Und eine Frage ist erst dann da, wenn die Person diese Frage selbst formulieren kann, ihr Problem kennt und bereit ist, mir mehr über all das zu erzählen, was damit zusammenhängt.

Also ist es ok zu beobachten, interessiert zu schauen und ja, auch hie und da zu bewerten. Wenn ich all das für mich behalte, schlucke und als Lernprozess sehe. Und meine Kommentare dann abgebe, wenn sie interessiert gehört und aufgenommen werden wollen. Dann bewirken sie auch etwas, und das ist es doch, was ich möchte. Bewirken.

Was sind die schärfsten Sprüche, die Euch als Eltern begegnet sind? Und wie habt Ihr reagiert?

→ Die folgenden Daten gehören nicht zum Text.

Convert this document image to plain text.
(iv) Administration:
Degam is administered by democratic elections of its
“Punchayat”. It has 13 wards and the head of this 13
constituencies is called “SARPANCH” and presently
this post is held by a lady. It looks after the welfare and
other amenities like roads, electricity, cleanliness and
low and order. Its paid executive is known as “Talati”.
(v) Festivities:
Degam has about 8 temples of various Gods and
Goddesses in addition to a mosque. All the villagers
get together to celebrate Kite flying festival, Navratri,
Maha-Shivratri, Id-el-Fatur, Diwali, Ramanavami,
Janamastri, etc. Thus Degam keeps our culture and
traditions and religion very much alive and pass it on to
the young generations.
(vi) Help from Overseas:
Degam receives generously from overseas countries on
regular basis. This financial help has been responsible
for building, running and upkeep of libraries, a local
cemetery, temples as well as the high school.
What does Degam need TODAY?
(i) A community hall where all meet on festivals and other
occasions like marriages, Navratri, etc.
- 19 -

Dieser Beitrag hat 2 Kommentare

  1. Tibamietz

    Hallo Nadine,ich hatte den Klassiker "Besserwisser". Stadtfest Schkeuditz. Meine Tochter pendelt zwischen Hüpfburg und Butterfly-Karussell. Da sie nicht von der Hüpfburg runter will gehe ich schonmal Chips für den Butterfly kaufen und überlasse sie und ihren Bruder in der Obhut ihrer Oma. Als ich zurückkomme, ist der Junior bei der Oma vor der Hüpfburg, meine Tochter noch drauf. Ich rufe sie und sag ihr wo wir hin wollen. Eigentlich freut sie sich, andererseits will sie noch nicht runter. Nach der 5. Aufforderung schaue ich nicht mehr ganz so freundlich drein und auch mein Ton ist nicht mehr kindgerecht. Immerhin sind Oma und Janek schon vorgegangen. Schließlich läßt sich auch meine Tochter wutschnaubend dazu herab, zu mir zu kommen und betitelt mich dabei noch als gemein. Als ich ihr sage, dass alle schon beim Butterfly warten, wo sie schließlich unbedingt hinwollte und es schön wäre, wenn sie wieder freundlich guckt, ertönt eine lässige Stimme aus dem Off: "Wenn du so ein Gesicht ziehst, brauchst DU dich bei deiner Tochter nicht zu wundern".Der Kommentar kommt von einer Frau anfang 20, mit lässigem Grinsen und spöttischem Augenzwinkern. Mir bleibt die Spucke weg und ich gehe einfach weiter. Die Frau hatte übrigens kein Kind dabei.

  2. NADiNE

    jaja. ich glaub sogar, dass ich vor Jahren noch ähnlich gedacht hätte, wie die Frau. Weil man eben nie wirklich die Gesamtsituation erkennt. Und ohne Kind schon gar nicht.Das schlimme ist ja – solche Kommentare kann ich oft noch unter "nicht mal ignorieren" verbuchen. Aber diese gutgemeinten, die hilflose Mutter unterstützen wollenden, die machen mich dann echt wütend.